CHAPITRE III.
Louise, accablée d’une fièvre continue, ne cessait de dormir; et si, par hasard, elle venait à s’éveiller, elle regardait sans voir, elle entendait sans comprendre. Une seule personne, madame Lefebvre, ne quittait pas son lit. Depuis deux jours cependant, la pauvre malade, qui avait passé près d’une semaine dans un état de délire, commençait à donner des signes d’une convalescence prochaine.
Plus d’une fois déjà, au docteur qui lui demandait: Vous sentez-vous mieux? elle avait répondu d’une voix lente: Oui, mieux, monsieur.
Gustave s’effraie à cette pensée, que bientôt Louise va parler de sa mère.
—Que lui dirons-nous, docteur? question que Gustave adresse sans cesse au médecin, fort embarrassé lui-même de la réponse qu’il lui faudra faire.
En attendant, Gustave, d’après l’ordre du docteur, évite de se montrer à Louise, trop faible pour soutenir sans danger les émotions d’une pareille entrevue.
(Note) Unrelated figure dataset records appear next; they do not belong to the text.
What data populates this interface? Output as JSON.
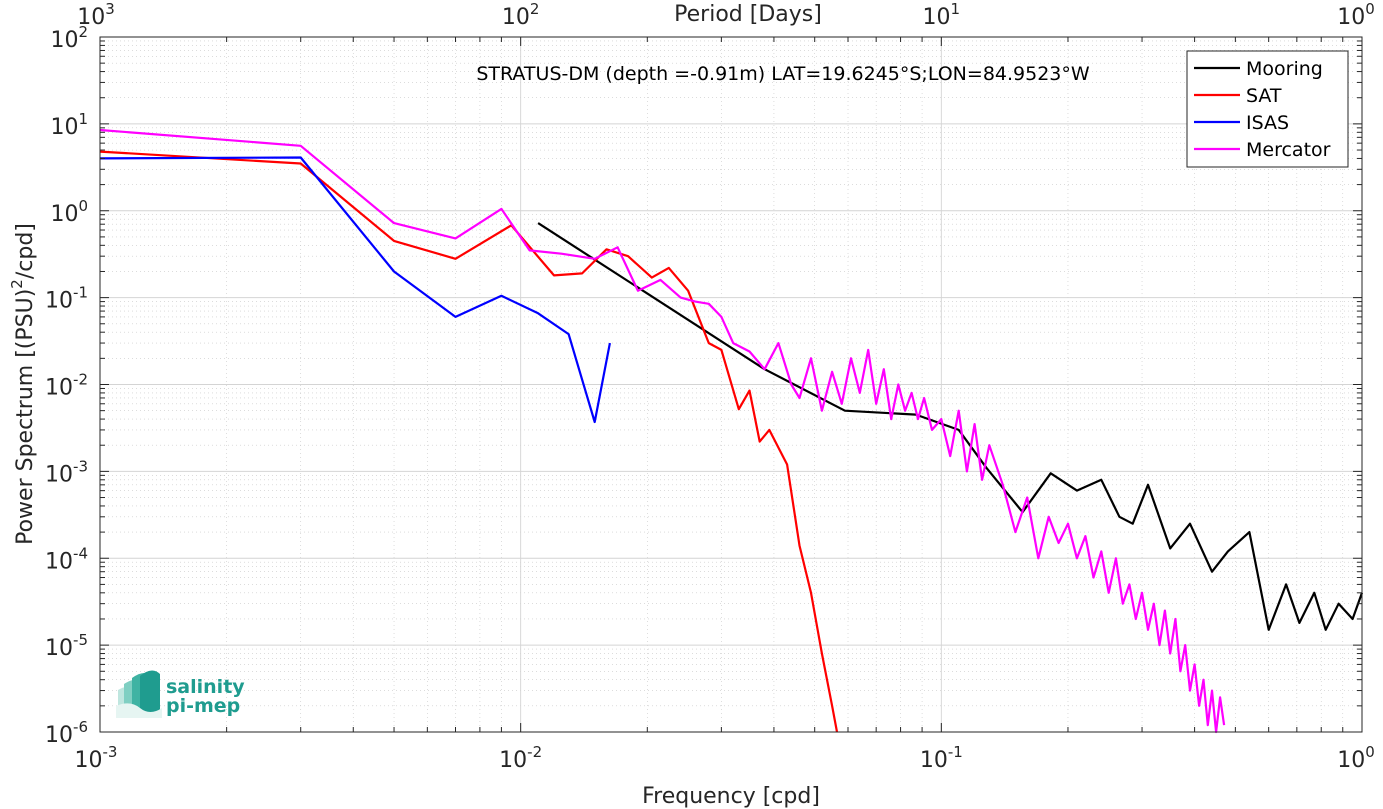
{
  "chart_data": {
    "type": "line",
    "title": "STRATUS-DM (depth =-0.91m) LAT=19.6245°S;LON=84.9523°W",
    "xlabel": "Frequency [cpd]",
    "ylabel": "Power Spectrum [(PSU)²/cpd]",
    "x2label": "Period [Days]",
    "xscale": "log",
    "yscale": "log",
    "xlim": [
      0.001,
      1
    ],
    "ylim": [
      1e-06,
      100
    ],
    "grid": true,
    "legend_position": "top-right",
    "x_ticks": [
      0.001,
      0.01,
      0.1,
      1
    ],
    "x_tick_labels": [
      {
        "base": "10",
        "exp": "-3"
      },
      {
        "base": "10",
        "exp": "-2"
      },
      {
        "base": "10",
        "exp": "-1"
      },
      {
        "base": "10",
        "exp": "0"
      }
    ],
    "x2_tick_labels": [
      {
        "base": "10",
        "exp": "3"
      },
      {
        "base": "10",
        "exp": "2"
      },
      {
        "base": "10",
        "exp": "1"
      },
      {
        "base": "10",
        "exp": "0"
      }
    ],
    "y_ticks": [
      1e-06,
      1e-05,
      0.0001,
      0.001,
      0.01,
      0.1,
      1,
      10,
      100
    ],
    "y_tick_labels": [
      {
        "base": "10",
        "exp": "-6"
      },
      {
        "base": "10",
        "exp": "-5"
      },
      {
        "base": "10",
        "exp": "-4"
      },
      {
        "base": "10",
        "exp": "-3"
      },
      {
        "base": "10",
        "exp": "-2"
      },
      {
        "base": "10",
        "exp": "-1"
      },
      {
        "base": "10",
        "exp": "0"
      },
      {
        "base": "10",
        "exp": "1"
      },
      {
        "base": "10",
        "exp": "2"
      }
    ],
    "series": [
      {
        "name": "Mooring",
        "color": "#000000",
        "x": [
          0.011,
          0.038,
          0.059,
          0.087,
          0.11,
          0.128,
          0.156,
          0.182,
          0.21,
          0.24,
          0.265,
          0.285,
          0.31,
          0.35,
          0.39,
          0.44,
          0.48,
          0.54,
          0.6,
          0.66,
          0.71,
          0.77,
          0.82,
          0.88,
          0.95,
          1.0
        ],
        "y": [
          0.72,
          0.015,
          0.005,
          0.0045,
          0.003,
          0.0011,
          0.00034,
          0.00095,
          0.0006,
          0.0008,
          0.0003,
          0.00025,
          0.0007,
          0.00013,
          0.00025,
          7e-05,
          0.00012,
          0.0002,
          1.5e-05,
          5e-05,
          1.8e-05,
          4e-05,
          1.5e-05,
          3e-05,
          2e-05,
          4e-05
        ]
      },
      {
        "name": "SAT",
        "color": "#ff0000",
        "x": [
          0.001,
          0.003,
          0.005,
          0.007,
          0.0095,
          0.012,
          0.014,
          0.016,
          0.018,
          0.0205,
          0.0225,
          0.025,
          0.028,
          0.03,
          0.033,
          0.035,
          0.037,
          0.039,
          0.043,
          0.046,
          0.049,
          0.052,
          0.055,
          0.0565
        ],
        "y": [
          4.8,
          3.5,
          0.45,
          0.28,
          0.68,
          0.18,
          0.19,
          0.36,
          0.3,
          0.17,
          0.22,
          0.12,
          0.03,
          0.025,
          0.0052,
          0.0085,
          0.0022,
          0.003,
          0.0012,
          0.00014,
          4e-05,
          8e-06,
          2e-06,
          1e-06
        ]
      },
      {
        "name": "ISAS",
        "color": "#0000ff",
        "x": [
          0.001,
          0.003,
          0.005,
          0.007,
          0.009,
          0.011,
          0.013,
          0.015,
          0.0163
        ],
        "y": [
          4.0,
          4.1,
          0.2,
          0.06,
          0.105,
          0.066,
          0.038,
          0.0037,
          0.03
        ]
      },
      {
        "name": "Mercator",
        "color": "#ff00ff",
        "x": [
          0.001,
          0.003,
          0.005,
          0.007,
          0.009,
          0.0105,
          0.0125,
          0.015,
          0.017,
          0.019,
          0.0215,
          0.024,
          0.026,
          0.028,
          0.03,
          0.032,
          0.035,
          0.038,
          0.041,
          0.044,
          0.046,
          0.049,
          0.052,
          0.055,
          0.058,
          0.061,
          0.064,
          0.067,
          0.07,
          0.073,
          0.076,
          0.079,
          0.082,
          0.085,
          0.088,
          0.091,
          0.095,
          0.1,
          0.105,
          0.11,
          0.115,
          0.12,
          0.125,
          0.13,
          0.14,
          0.15,
          0.16,
          0.17,
          0.18,
          0.19,
          0.2,
          0.21,
          0.22,
          0.23,
          0.24,
          0.25,
          0.26,
          0.27,
          0.28,
          0.29,
          0.3,
          0.31,
          0.32,
          0.33,
          0.34,
          0.35,
          0.36,
          0.37,
          0.38,
          0.39,
          0.4,
          0.41,
          0.42,
          0.43,
          0.44,
          0.45,
          0.46,
          0.47
        ],
        "y": [
          8.5,
          5.6,
          0.72,
          0.48,
          1.05,
          0.35,
          0.32,
          0.28,
          0.38,
          0.12,
          0.16,
          0.1,
          0.09,
          0.085,
          0.06,
          0.03,
          0.024,
          0.015,
          0.03,
          0.01,
          0.007,
          0.02,
          0.005,
          0.014,
          0.006,
          0.02,
          0.008,
          0.025,
          0.006,
          0.015,
          0.004,
          0.01,
          0.005,
          0.008,
          0.004,
          0.007,
          0.003,
          0.004,
          0.0015,
          0.005,
          0.001,
          0.0035,
          0.0008,
          0.002,
          0.0007,
          0.0002,
          0.0005,
          0.0001,
          0.0003,
          0.00015,
          0.00025,
          0.0001,
          0.00018,
          6e-05,
          0.00012,
          4e-05,
          0.0001,
          3e-05,
          5e-05,
          2e-05,
          4e-05,
          1.5e-05,
          3e-05,
          1e-05,
          2.5e-05,
          8e-06,
          2e-05,
          5e-06,
          1e-05,
          3e-06,
          6e-06,
          2e-06,
          4e-06,
          1.2e-06,
          3e-06,
          1e-06,
          2.5e-06,
          1.2e-06
        ]
      }
    ]
  },
  "logo": {
    "line1": "salinity",
    "line2": "pi-mep"
  }
}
Toutefois il vient la contempler dans les heures de son sommeil; et, alors, les yeux fixés avec douleur sur cette pâle figure que la maladie rend plus belle, il se promet tout bas de faire oublier à Louise, à force de bonheur, les conséquences fatales de sa conduite. Ses torts sont devenus presque des crimes, il le sait; mais il ne la trompera plus, à présent qu’il voit en quelle situation funeste il l’a jetée par un premier mensonge. D’ailleurs il l’aime maintenant; l’amour lui est venu depuis qu’il l’a rendue si malheureuse.
Un matin, Louise, interrogée sur l’état de sa santé, saisit une des mains du docteur, et fit un effort pour la serrer dans la sienne.
Gustave se tenait debout, au pied du lit, derrière les rideaux. Madame Lefebvre était sortie.
Au regard fixe de la malade, à la pression de sa main humide et nerveuse, le docteur jugea que l’instant d’une crise morale ou physique arrivait.
Il porta la tête en arrière pour faire signe à Gustave de ne pas bouger.